Abstract There is no known cause of interstitial cystitis (IC), a condition characterized by chronic pelvic floor pain and lower urinary tract symptoms. It is difficult to diagnose IC; diagnosis can only be made by conducting multiple tests and ruling out other similar conditions. In this study, we aimed to build a model for IC diagnosis and provide a new method for IC identification. Gene expression was analyzed in IC and normal bladder tissues to understand the immune infiltration characteristics of IC. Subsequently, 106 differentially expressed immune-related genes (DEIRGs) were identified. We build a protein-protein interaction network and performed enrichment analyses to unveil the functional associations of the identified DEIRGs. Using machine learning, we screened key disease characteristic genes (S100A8, S100A12, FABP5) and constructed an effective random forest model to identify IC patients. Immunohistochemical analysis and validation in the extra test cohort are used to prove the effectiveness of the model.
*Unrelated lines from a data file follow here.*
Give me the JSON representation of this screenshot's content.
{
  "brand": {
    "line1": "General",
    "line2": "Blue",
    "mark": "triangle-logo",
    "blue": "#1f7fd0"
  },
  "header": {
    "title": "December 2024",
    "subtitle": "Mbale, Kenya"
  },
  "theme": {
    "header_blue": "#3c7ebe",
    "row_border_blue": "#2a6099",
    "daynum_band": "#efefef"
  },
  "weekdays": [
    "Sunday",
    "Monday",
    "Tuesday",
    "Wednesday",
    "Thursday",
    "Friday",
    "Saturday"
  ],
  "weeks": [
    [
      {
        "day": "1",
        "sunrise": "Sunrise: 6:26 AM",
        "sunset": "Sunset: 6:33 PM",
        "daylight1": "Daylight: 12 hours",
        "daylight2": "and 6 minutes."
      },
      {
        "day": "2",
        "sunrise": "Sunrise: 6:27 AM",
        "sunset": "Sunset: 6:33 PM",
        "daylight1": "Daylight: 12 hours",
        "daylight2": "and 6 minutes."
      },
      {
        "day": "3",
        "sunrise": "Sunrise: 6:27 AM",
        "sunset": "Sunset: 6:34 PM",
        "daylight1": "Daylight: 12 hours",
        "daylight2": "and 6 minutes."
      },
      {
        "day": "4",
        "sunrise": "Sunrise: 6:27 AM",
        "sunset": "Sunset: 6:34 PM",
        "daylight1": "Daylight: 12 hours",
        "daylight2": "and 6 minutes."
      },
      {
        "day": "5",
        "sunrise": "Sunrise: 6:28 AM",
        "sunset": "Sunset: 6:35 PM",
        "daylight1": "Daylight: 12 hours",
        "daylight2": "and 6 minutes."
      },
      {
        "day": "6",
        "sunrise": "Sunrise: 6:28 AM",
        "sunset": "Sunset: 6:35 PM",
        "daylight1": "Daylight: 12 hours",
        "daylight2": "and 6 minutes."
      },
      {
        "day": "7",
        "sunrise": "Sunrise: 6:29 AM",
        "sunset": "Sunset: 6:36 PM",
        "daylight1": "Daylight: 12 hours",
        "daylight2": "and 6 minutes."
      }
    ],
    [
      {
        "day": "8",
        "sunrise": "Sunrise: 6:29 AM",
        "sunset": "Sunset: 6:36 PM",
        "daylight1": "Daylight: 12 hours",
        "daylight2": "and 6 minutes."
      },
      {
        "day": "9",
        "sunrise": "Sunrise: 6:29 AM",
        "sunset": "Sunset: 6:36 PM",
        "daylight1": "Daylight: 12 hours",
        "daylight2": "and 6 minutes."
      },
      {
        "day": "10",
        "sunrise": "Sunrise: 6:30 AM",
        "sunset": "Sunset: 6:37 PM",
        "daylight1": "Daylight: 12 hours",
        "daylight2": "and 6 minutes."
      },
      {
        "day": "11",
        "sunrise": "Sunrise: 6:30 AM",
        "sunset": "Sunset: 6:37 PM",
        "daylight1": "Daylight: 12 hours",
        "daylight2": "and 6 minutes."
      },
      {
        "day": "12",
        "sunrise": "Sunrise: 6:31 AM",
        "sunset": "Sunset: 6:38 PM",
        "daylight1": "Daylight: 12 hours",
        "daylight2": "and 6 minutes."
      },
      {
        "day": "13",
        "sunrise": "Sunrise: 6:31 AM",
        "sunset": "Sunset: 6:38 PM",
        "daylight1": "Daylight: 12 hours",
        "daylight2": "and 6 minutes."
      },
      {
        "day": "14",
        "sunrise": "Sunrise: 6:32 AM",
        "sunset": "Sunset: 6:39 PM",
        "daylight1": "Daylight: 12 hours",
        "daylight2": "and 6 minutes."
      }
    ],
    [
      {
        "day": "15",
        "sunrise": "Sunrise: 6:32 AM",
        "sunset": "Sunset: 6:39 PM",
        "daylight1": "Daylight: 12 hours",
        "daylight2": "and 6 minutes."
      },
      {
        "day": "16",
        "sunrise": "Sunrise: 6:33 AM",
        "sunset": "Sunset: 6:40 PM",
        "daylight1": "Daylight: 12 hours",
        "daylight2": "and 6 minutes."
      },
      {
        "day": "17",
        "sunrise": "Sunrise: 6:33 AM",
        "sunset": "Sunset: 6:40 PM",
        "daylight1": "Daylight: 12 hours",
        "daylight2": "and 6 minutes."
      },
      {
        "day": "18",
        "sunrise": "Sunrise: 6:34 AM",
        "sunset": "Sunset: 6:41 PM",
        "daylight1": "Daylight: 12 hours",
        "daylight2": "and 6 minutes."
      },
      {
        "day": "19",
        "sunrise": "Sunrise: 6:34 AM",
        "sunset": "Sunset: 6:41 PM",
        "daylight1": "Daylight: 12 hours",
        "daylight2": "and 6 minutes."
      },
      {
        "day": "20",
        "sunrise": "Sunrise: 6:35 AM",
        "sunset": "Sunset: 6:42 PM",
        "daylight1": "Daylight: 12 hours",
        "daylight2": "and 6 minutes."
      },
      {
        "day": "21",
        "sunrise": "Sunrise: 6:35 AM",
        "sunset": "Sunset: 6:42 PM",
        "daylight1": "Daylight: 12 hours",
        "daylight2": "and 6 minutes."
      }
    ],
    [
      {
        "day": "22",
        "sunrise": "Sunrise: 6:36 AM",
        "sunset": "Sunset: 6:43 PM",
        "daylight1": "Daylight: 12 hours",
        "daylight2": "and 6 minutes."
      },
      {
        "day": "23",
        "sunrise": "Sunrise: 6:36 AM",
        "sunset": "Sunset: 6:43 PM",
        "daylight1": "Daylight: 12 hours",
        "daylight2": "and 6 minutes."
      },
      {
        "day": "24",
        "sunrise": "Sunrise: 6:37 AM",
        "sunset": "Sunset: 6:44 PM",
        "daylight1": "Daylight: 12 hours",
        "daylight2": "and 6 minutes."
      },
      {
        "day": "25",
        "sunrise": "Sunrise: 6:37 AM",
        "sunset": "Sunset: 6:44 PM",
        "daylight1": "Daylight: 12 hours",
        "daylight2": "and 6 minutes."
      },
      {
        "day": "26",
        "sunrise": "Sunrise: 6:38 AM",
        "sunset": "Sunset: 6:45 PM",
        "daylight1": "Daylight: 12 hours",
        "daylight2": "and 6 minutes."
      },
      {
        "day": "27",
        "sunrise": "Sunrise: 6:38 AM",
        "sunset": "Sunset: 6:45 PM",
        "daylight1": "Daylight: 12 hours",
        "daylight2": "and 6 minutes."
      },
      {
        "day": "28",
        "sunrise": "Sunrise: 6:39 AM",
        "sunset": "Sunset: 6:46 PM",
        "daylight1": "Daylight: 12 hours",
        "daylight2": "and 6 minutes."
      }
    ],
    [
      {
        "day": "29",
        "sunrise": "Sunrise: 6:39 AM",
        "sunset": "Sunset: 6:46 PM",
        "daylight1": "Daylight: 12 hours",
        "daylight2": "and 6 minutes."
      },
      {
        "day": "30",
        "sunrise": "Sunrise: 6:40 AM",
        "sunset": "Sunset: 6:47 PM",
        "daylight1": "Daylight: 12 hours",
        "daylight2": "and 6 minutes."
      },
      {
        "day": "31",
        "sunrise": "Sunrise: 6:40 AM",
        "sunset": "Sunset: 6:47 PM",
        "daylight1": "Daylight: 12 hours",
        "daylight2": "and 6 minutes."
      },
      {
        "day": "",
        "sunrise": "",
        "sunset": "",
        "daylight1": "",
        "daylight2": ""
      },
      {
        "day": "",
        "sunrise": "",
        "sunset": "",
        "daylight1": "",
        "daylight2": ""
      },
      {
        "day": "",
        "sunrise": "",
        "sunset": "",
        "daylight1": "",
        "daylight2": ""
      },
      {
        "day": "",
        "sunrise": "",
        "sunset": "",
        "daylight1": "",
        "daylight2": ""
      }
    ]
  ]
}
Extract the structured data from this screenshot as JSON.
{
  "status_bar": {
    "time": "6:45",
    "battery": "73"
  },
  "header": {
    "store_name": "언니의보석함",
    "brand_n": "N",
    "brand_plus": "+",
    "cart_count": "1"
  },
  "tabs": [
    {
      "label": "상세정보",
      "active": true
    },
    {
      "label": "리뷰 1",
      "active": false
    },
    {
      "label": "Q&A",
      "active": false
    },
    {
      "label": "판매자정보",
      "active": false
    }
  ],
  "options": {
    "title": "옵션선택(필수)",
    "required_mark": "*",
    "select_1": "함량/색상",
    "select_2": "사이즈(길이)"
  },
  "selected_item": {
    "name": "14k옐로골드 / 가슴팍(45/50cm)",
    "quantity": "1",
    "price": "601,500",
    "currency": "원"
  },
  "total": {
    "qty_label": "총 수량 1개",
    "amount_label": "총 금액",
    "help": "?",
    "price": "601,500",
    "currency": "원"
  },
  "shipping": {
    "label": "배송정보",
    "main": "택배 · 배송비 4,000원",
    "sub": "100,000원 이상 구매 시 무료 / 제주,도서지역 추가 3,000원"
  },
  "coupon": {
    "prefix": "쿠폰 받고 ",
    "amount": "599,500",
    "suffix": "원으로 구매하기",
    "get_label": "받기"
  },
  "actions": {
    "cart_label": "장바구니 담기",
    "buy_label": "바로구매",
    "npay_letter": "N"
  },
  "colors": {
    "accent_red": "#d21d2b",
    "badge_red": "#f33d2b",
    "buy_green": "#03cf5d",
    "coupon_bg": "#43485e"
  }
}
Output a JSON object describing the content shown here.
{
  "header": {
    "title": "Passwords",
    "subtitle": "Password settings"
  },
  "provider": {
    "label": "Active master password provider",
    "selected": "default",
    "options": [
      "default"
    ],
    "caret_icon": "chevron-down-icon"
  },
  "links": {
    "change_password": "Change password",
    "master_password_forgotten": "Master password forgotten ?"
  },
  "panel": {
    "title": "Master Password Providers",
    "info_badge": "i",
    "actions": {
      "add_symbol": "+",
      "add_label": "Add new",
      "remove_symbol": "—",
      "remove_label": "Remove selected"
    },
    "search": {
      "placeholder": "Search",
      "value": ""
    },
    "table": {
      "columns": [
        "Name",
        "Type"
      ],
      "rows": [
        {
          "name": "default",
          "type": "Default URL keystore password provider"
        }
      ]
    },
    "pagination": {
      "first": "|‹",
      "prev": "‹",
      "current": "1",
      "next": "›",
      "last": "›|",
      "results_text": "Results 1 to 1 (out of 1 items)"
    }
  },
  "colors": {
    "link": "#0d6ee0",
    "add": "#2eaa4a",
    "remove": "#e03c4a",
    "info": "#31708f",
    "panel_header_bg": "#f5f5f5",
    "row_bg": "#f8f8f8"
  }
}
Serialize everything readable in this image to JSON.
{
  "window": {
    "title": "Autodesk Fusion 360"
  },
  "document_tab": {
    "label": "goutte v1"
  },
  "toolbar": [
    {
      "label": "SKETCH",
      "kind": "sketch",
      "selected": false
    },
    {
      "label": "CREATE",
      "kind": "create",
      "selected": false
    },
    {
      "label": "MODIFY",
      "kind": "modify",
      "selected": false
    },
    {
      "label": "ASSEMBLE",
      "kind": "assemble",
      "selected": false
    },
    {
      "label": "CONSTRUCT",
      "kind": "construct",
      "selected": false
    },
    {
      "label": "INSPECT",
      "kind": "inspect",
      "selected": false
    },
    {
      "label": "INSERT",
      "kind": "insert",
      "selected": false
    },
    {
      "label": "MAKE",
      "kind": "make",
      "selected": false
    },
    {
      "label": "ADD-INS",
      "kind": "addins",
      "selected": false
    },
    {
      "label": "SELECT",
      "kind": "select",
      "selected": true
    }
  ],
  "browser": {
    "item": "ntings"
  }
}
Compared with normal tissues, IC shows increased infiltration of immune cells, suggesting that IC is characterized by a high level of immune activation. The strong correlation between S100A8 and S100A12 and neutrophils reiterated the importance of neutrophils in IC. The constructed random forest model based on the identified three characteristic genes S100A8, S100A12, and FABP5 is effective in identifying IC (AUC = 1). As expected, in bladder tissue, the levels of S100A8 and S100A12 were significantly increase, while that of FABP5 was significantly decreased in the IC. The extra test cohort also proved the effectiveness of the constructed model (AUC = 0.725).